Department of Endocrinology and Metabolism, Tokyo Metropolitan Health and Hospitals Corporation Okubo Hospital, 2-44-1 Kabuki-Cho, Shinjyuku-Ku, Tokyo, 160-8488, Japan.
Department of Molecular Endocrinology and Metabolism, Graduate School of Medical and Dental Sciences, Tokyo Medical and Dental University, Tokyo, Japan.
BMC Endocr Disord. 2023 Jan 6;23(1):5. doi: 10.1186/s12902-023-01263-z.
The coronavirus disease 2019 (COVID-19) pandemic has dramatically impacted global health, and patients with type 2 diabetes have been identified as a high-risk group for COVID-19 infection and the development of severe disease. In response, this study aimed to evaluate whether patients with type 2 diabetes infected with severe acute respiratory syndrome coronavirus 2 (SARS-CoV-2) could develop antibody responses in the same manner as patients without diabetes, and whether there is a difference in antibody response to SARS-CoV-2 between patients with diabetes diagnosed prior to hospitalization, and those with newly diagnosed diabetes.
SARS-CoV-2-specific immunoglobulin G (IgG) levels were quantified using two iFlash 3000 Chemiluminescence Immunoassay analyzer kits (Shenzhen YHLO Biotech Co., Ltd.) to detect IgG antibodies specific for nucleocapsid protein (IgG-N), and specific for the S1 subunit of the spike protein (IgG-S1). In 124 hospitalized patients with COVID-19, 40 patients with type 2 diabetes were matched to 40 patients without diabetes using propensity score matching (PSM).

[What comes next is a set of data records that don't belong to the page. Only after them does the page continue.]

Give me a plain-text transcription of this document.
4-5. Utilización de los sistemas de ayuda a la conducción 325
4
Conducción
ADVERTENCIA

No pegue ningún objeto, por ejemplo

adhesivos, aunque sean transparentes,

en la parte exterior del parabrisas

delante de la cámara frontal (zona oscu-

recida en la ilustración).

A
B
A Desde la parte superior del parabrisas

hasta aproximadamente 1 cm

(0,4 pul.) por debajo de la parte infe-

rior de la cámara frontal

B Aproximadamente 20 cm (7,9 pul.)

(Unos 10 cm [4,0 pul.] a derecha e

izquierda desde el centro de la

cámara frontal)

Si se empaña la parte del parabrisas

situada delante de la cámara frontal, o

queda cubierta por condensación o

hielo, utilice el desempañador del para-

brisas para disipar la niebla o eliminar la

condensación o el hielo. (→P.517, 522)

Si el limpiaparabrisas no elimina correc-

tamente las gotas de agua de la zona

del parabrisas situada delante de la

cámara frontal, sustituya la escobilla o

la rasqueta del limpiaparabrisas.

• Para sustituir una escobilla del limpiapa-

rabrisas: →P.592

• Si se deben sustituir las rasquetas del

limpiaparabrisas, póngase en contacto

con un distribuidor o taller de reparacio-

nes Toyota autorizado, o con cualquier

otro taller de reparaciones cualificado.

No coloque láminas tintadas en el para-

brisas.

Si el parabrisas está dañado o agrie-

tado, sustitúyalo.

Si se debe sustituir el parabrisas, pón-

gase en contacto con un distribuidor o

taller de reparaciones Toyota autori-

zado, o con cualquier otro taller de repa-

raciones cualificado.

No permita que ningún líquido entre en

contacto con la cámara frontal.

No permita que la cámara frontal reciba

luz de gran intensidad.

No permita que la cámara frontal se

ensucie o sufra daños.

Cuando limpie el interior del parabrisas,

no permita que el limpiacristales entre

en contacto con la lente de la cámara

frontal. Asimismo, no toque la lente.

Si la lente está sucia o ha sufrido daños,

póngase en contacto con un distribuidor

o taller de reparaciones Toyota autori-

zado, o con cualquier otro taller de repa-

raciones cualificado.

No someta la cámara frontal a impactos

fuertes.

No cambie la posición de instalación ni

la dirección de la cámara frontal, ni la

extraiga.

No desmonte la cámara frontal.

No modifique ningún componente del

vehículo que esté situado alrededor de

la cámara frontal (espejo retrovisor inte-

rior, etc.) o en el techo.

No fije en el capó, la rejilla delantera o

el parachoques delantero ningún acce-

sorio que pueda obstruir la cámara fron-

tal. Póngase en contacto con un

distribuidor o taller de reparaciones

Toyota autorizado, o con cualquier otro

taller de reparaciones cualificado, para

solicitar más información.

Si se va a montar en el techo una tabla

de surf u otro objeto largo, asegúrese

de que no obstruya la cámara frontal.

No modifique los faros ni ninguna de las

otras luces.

There was no difference in IgG-N and IgG-S1 levels between the patients with diabetes and those without. Of patients with diabetes, 31 patients had known diabetes and nine patients had newly diagnosed diabetes. The median levels of IgG-N at 7-13 days in patients with newly diagnosed diabetes were significantly lower than those in patients with known diabetes (IgG-N; 10.9 vs. 31.0 AU/mL, p = 0.031, IgG-S1; 7.5 vs. 24.4 AU/mL, p = 0.023).
Even after adjusting for covariates using PSM, COVID-19 patients with type 2 diabetes had comparable antibody responses to patients without diabetes. Patients with newly diagnosed diabetes had lower IgG-N and IgG-S1 production in the second week of the disease compared with those with previously known diabetes.
2019 年冠状病毒病(COVID-19)大流行对全球健康产生了巨大影响,已确定 2 型糖尿病患者是 COVID-19 感染和重症疾病发展的高危人群。有鉴于此,本研究旨在评估 2 型糖尿病患者感染严重急性呼吸综合征冠状病毒 2(SARS-CoV-2)后是否能与非糖尿病患者一样产生抗体反应,以及糖尿病患者与新诊断糖尿病患者之间对 SARS-CoV-2 的抗体反应是否存在差异。
使用两台 iFlash 3000 化学发光免疫分析仪试剂盒(深圳亚辉龙生物科技股份有限公司)定量检测 SARS-CoV-2 特异性免疫球蛋白 G(IgG)水平,以检测针对核衣壳蛋白(IgG-N)和刺突蛋白 S1 亚单位(IgG-S1)的 IgG 抗体。在 124 例住院 COVID-19 患者中,采用倾向评分匹配(PSM)将 40 例 2 型糖尿病患者与 40 例非糖尿病患者相匹配。
糖尿病患者和非糖尿病患者的 IgG-N 和 IgG-S1 水平无差异。在糖尿病患者中,31 例为已知糖尿病,9 例为新诊断糖尿病。新诊断糖尿病患者在第 7-13 天 IgG-N 中位数水平明显低于已知糖尿病患者(IgG-N:10.9 与 31.0 AU/mL,p=0.031;IgG-S1:7.5 与 24.4 AU/mL,p=0.023)。
即使使用 PSM 调整协变量后,2 型糖尿病 COVID-19 患者的抗体反应与非糖尿病患者相当。与先前已知的糖尿病患者相比,新发糖尿病患者在疾病的第二周 IgG-N 和 IgG-S1 的产生较低。